Nachdem das Fest beendet war, wurden alle Erstklässler in ihre Schlafräume geführt - darunter auch Lisa und Artemis. Die beiden hatten im Verlaufe des Festes viel miteinander geredet und schienen auf einer Wellenlänge zu sein. Artemis war froh, dass sie, abgesehen von Hermine, nun auch eine Freundin in ihrem Haus hatte. Das machte ihr den Anfang um einiges einfacher, als sie es sich vorher vorgestellt hatte.

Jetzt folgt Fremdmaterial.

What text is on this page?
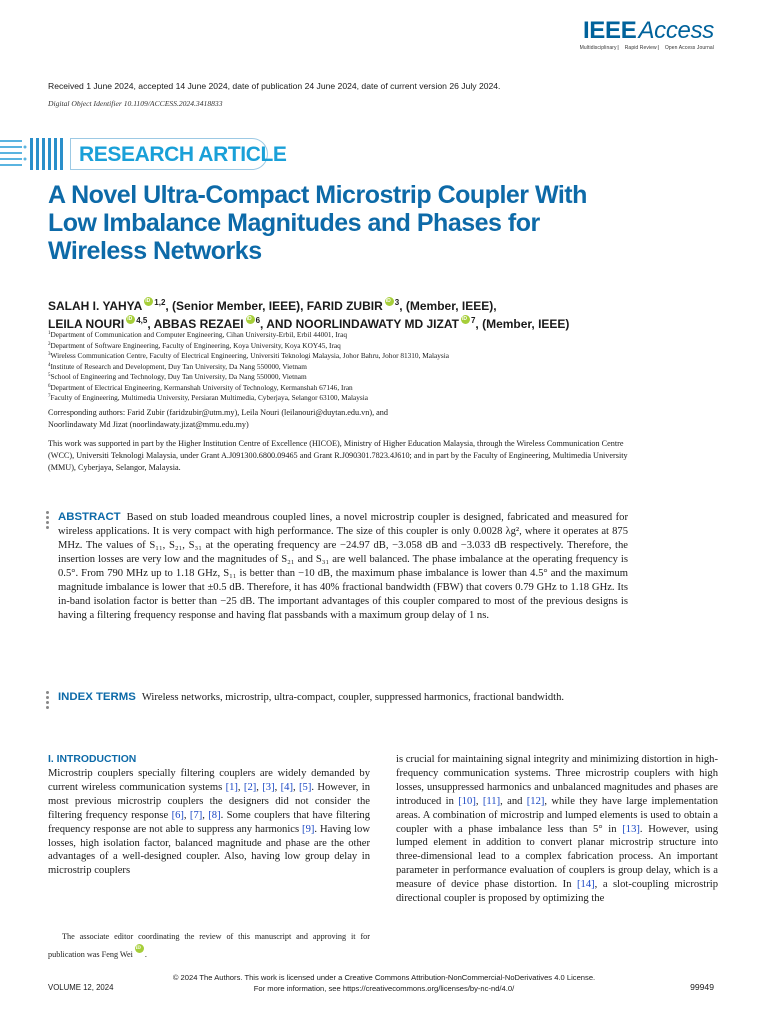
IEEEAccess
Multidisciplinary ⎸ Rapid Review ⎸ Open Access Journal
Received 1 June 2024, accepted 14 June 2024, date of publication 24 June 2024, date of current version 26 July 2024.
Digital Object Identifier 10.1109/ACCESS.2024.3418833
RESEARCH ARTICLE
A Novel Ultra-Compact Microstrip Coupler With
Low Imbalance Magnitudes and Phases for
Wireless Networks
SALAH I. YAHYA iD $^{1,2}$, (Senior Member, IEEE), FARID ZUBIR iD $^3$, (Member, IEEE),
LEILA NOURI iD $^{4,5}$, ABBAS REZAEI iD $^6$, AND NOORLINDAWATY MD JIZAT iD $^7$, (Member, IEEE)
$^1$Department of Communication and Computer Engineering, Cihan University-Erbil, Erbil 44001, Iraq
$^2$Department of Software Engineering, Faculty of Engineering, Koya University, Koya KOY45, Iraq
$^3$Wireless Communication Centre, Faculty of Electrical Engineering, Universiti Teknologi Malaysia, Johor Bahru, Johor 81310, Malaysia
$^4$Institute of Research and Development, Duy Tan University, Da Nang 550000, Vietnam
$^5$School of Engineering and Technology, Duy Tan University, Da Nang 550000, Vietnam
$^6$Department of Electrical Engineering, Kermanshah University of Technology, Kermanshah 67146, Iran
$^7$Faculty of Engineering, Multimedia University, Persiaran Multimedia, Cyberjaya, Selangor 63100, Malaysia
Corresponding authors: Farid Zubir (faridzubir@utm.my), Leila Nouri (leilanouri@duytan.edu.vn), and
Noorlindawaty Md Jizat (noorlindawaty.jizat@mmu.edu.my)
This work was supported in part by the Higher Institution Centre of Excellence (HICOE), Ministry of Higher Education Malaysia, through the Wireless Communication Centre (WCC), Universiti Teknologi Malaysia, under Grant A.J091300.6800.09465 and Grant R.J090301.7823.4J610; and in part by the Faculty of Engineering, Multimedia University (MMU), Cyberjaya, Selangor, Malaysia.
ABSTRACT Based on stub loaded meandrous coupled lines, a novel microstrip coupler is designed, fabricated and measured for wireless applications. It is very compact with high performance. The size of this coupler is only 0.0028 λg², where it operates at 875 MHz. The values of S₁₁, S₂₁, S₃₁ at the operating frequency are −24.97 dB, −3.058 dB and −3.033 dB respectively. Therefore, the insertion losses are very low and the magnitudes of S₂₁ and S₃₁ are well balanced. The phase imbalance at the operating frequency is 0.5°. From 790 MHz up to 1.18 GHz, S₁₁ is better than −10 dB, the maximum phase imbalance is lower than 4.5° and the maximum magnitude imbalance is lower that ±0.5 dB. Therefore, it has 40% fractional bandwidth (FBW) that covers 0.79 GHz to 1.18 GHz. Its in-band isolation factor is better than −25 dB. The important advantages of this coupler compared to most of the previous designs is having a filtering frequency response and having flat passbands with a maximum group delay of 1 ns.
INDEX TERMS Wireless networks, microstrip, ultra-compact, coupler, suppressed harmonics, fractional bandwidth.
I. INTRODUCTION
Microstrip couplers specially filtering couplers are widely demanded by current wireless communication systems [1], [2], [3], [4], [5]. However, in most previous microstrip couplers the designers did not consider the filtering frequency response [6], [7], [8]. Some couplers that have filtering frequency response are not able to suppress any harmonics [9]. Having low losses, high isolation factor, balanced magnitude and phase are the other advantages of a well-designed coupler. Also, having low group delay in microstrip couplers
The associate editor coordinating the review of this manuscript and approving it for publication was Feng WeiiD .
is crucial for maintaining signal integrity and minimizing distortion in high-frequency communication systems. Three microstrip couplers with high losses, unsuppressed harmonics and unbalanced magnitudes and phases are introduced in [10], [11], and [12], while they have large implementation areas. A combination of microstrip and lumped elements is used to obtain a coupler with a phase imbalance less than 5° in [13]. However, using lumped element in addition to convert planar microstrip structure into three-dimensional lead to a complex fabrication process. An important parameter in performance evaluation of couplers is group delay, which is a measure of device phase distortion. In [14], a slot-coupling microstrip directional coupler is proposed by optimizing the
© 2024 The Authors. This work is licensed under a Creative Commons Attribution-NonCommercial-NoDerivatives 4.0 License.
For more information, see https://creativecommons.org/licenses/by-nc-nd/4.0/
VOLUME 12, 2024	99949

Der Ravenclaw Gemeinschaftsraum und die damit verbundenen Schlafräume befanden sich tatsächlich im Astronomieturm, wie sie später festgestellt hatte. Als sie im großen Raum ankam, sog sie scharf die Luft ein. Auch Lisa hatte sich beinahe verschluckt, so überwältigt waren die beiden. Der Raum war -typisch- in den Ravenclaw-Farben gestrichen, blau und bronze. Oben sah es ein wenig aus wie in der Großen Halle. Überall waren Sterne an die Decke gemalt, die einem das Gefühl vermittelten, dass man unter dem freien Nachthimmel stand. Ein paar Sessel und Sofas standen dort auf dem Boden, sowie Statuen und Bücherregale. »Wofür braucht man da noch die Bibliothek?«, entwich es Lisa. Artemis lächelte. Sie fühlten sich schlagartig wohl und konnten sich kaum vorstellen, dass die anderen Gemeinschaftsräume schöner waren.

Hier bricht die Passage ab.